I consider myself fortunate in that my kids wake up smiling. Every morning right before i bend down to pick them up, they look up at me and start smiling widely while pumping their arms and legs. And when they are being entertained by company, they look intently into the face of whomever is talking to them and then bust out a giggle. This makes them wildly popular with their dad, my friends, and their daycare provider.
And i gotta admit: it makes the 3 am feeding more tolerable.
When I think of their laughing faces, I think back to the childhood of some of my cousins. I spent a great deal of time growing up with one set of cousins. We were pretty close in age and our mother’s were very close. I remember as we grew up there being a great deal of laughter and joking amongst us all. Even as small kids, we had pretty hilarious senses of humor, evidenced in our rendition of “Celebration” by Kool and the Gang and our placing hair combs in our male cousin’s hair to make it stand up like a porcupine.
But I also remember that when their father was around, there was no laughing, no joking. I remember somber kids who wouldn’t even smile in photographs. And I just assumed that was how it always was and that this uncle was somehow a thief of joy.
My cousins’ mother died of cancer when we were all adults. My cousins were each married and most had children. My mother had come to live with my aunt during her final months and she kept a great deal of old photos of my aunt and my cousins from the early years of her marriage to her husband. I was struck by the fact that in these photos, my aunt and my cousins were filled with joy. Even with her husband behind the lens, I saw photos of my aunt smiling, my cousins smiling their baby smiles, being held and kissed by my aunt and their father.

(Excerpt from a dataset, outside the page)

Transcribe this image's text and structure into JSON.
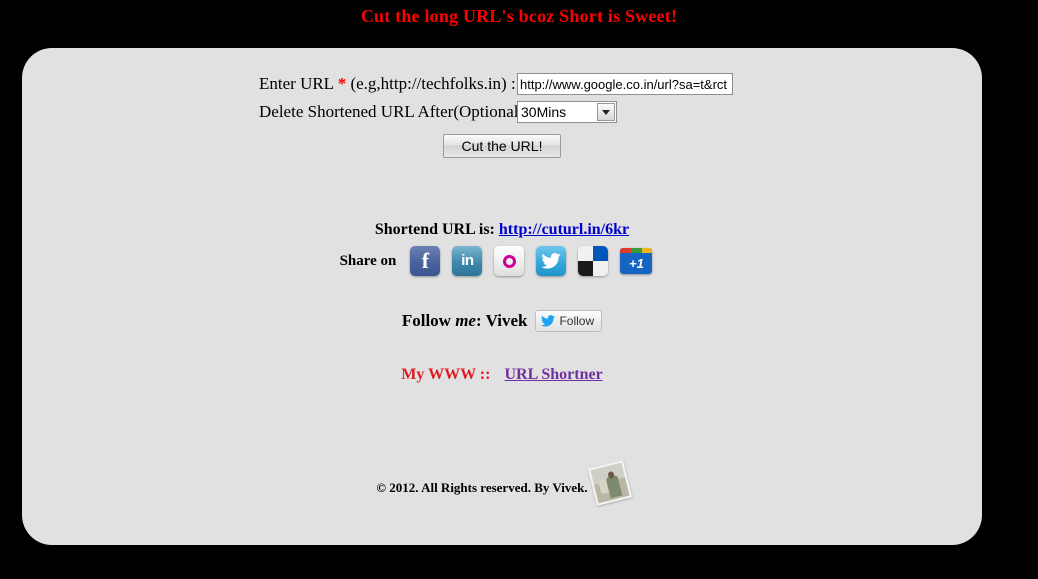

I was shocked. I almost felt betrayed. How is it that these people I have literally known my whole life weren’t who I thought they were? These were chapters of their lives I didn’t even know existed. MY aunt? Wearing a Halloween costume?? MY cousins?? Laughing and smiling into a camera their father is holding???
When did their childhood joy disappear? And what did my aunt’s husband think and feel when he couldn’t make his children smile and laugh anymore?
Another set of cousins were equally smiley-faced when they were growing up. They were much younger than me and lived in another county, so I only got to see them occasionally. But when i did see them as little girls, it was easy to coax smiles and giggles out of them. All you had to do was give them a squeeze and tell them you loved them and their whole faces would light up.
And the women they are today does nothing to indicate those happy children even existed. One cousin is so filled with anger that she never smiles and more often than not yells at her children in frustration. Much of her adolescence and young adulthood has been characterized by conflict with her siblings and her mother and when you see her, you see a pretty girl who is so angry, it’s like she’s never smiled in her life.
Her sister does still smile and laugh, but still carries a great deal of sadness with her. She is a good person who often does hurtful things to the people who love her the most because she has a sickness. And when you see her, you wonder if the shy little girl she was is still hiding within her, just waiting for someone to once again tell her she is loved…and make her believe it.
When i think of all of these cousins and the unseen events that occurred in their childhoods which seem to have stolen that easy joy they had within them as children, I think about my girls and wonder to what lengths I’d be willing to go to ensure they have happy and secure childhoods. Or, more accurately, to what lengths would I NOT be willing to go.
What i know for certain is when my kids laugh and smile at me, I smile and laugh back. and I want to share moments like that with them for the rest of my life.